Though anyone familiar with Liza Grobler’s aesthetic will see that this is clearly an exhibition by her, it is important to recognise the central role of collaboration in this body of work. Initiated as a series of discussions through social media such as Facebook (especially in the case of her international collaborators), as well as with face-to-face meetings with her friends, Grobler in each case begins with the point, quite literally, of a dot or a mark that signals the first stage of making a work.
Questions are posed to her partner-in-art; either directly, or by making something that through a to-and-fro leads to the next phase in production – which ultimately results in the work on display. Though not quite ultimately; since built into her process is the freedom to change works from exhibition to exhibition – continuing the dance, if you like.
I would be surprised if this continuation does not include the audience. Grobler remarked with patent glee at the response of children to her exhibition at Oliewenhuis, a museum that always seems to be bursting at the seams with kids, and I suspect that their engagement filtered into what was shown afterwards in the KZN Gallery and JAG.
Accompanying the exhibition is a small “parcel” of square cards that pose questions such as: “This exhibition consists of artworks made from many different materials. Which of the materials [listed] is NOT used in the exhibition?” Flipping them around, the cards can be put together, jigsaw-like, to make a picture, which, if one chose to, one could add to. Essentially this education pack has become a part of Grobler’s process, the results of which she will not see. This ability to “let go”, to allow others to “mess with your stuff”, is rare and usually very difficult for a creative person, but here Grobler has made it her raison d’être – and the results speak for themselves.
Craft has always been central to Liza Grobler’s artistic language and there is a strong engagement with craft-based practice in Blindfolded Line, Dancing Through Time. The litany of artists who claim crafters as “collaborators”, when in fact the crafters merely carry out a set of instructions presented to them as fait accompli, is very long indeed. But this is not the case here, nor has it ever been for Grobler.
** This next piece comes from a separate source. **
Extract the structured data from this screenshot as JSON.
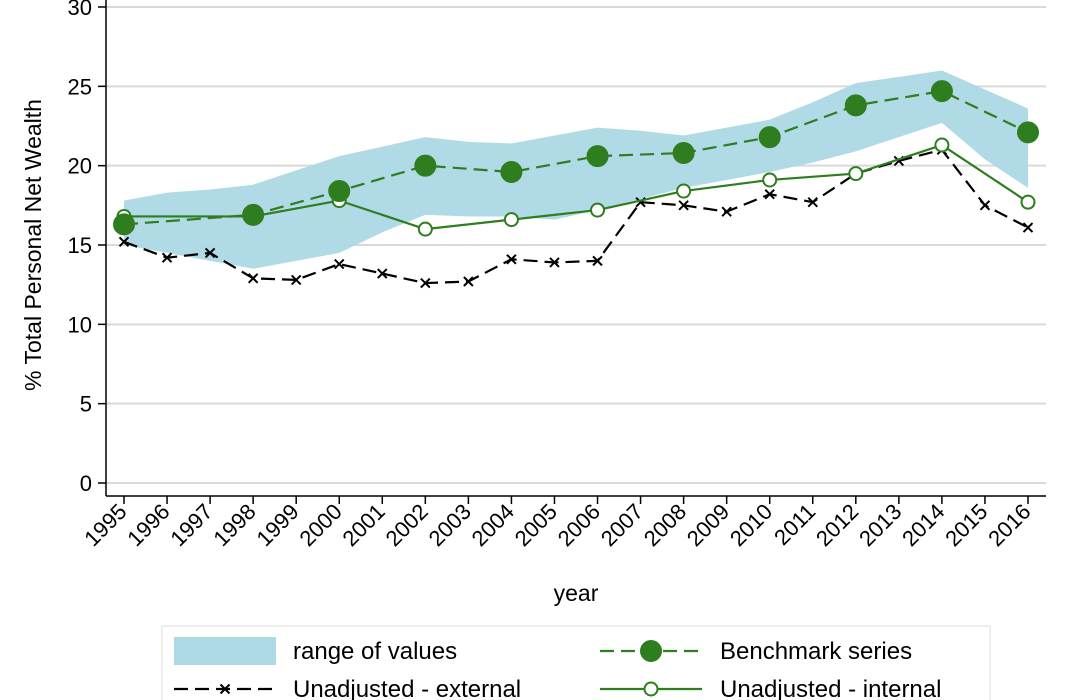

And you can be sure that the women of Qubeka Bead Studio are as present in engaging with their work as Grobler herself is.
The collaborative act is inherent in the title of the exhibition, but I also see these lines breaking the boundaries of pictorial space and even, perhaps magically, starting conversations with works made by artists who have never before spoken to each other. Time, as much as line, is blindfolded in this exhibition: Just as one may find that what seemed like a few minutes on the dance floor was in fact a few hours, so too here the temporal has folded in on itself.
Once these exhibitions are ended, the works will be dispersed and join others by different artists in private and public collections. I can see them now, nudging a shy etching or slick and sexy lambda print next to them, egging them on to the dance floor.
These works are flirtatious and demand to be engaged with, like the best and most satisfying dance partners. Liza Grobler is the MC at the helm perhaps, shouting out the numbers as if at a square dance. But the performance that takes place in the gallery is a magical transmutation and tribute to what can happen, if one allows someone else to be responsive, and gives one’s work freely, as a gift.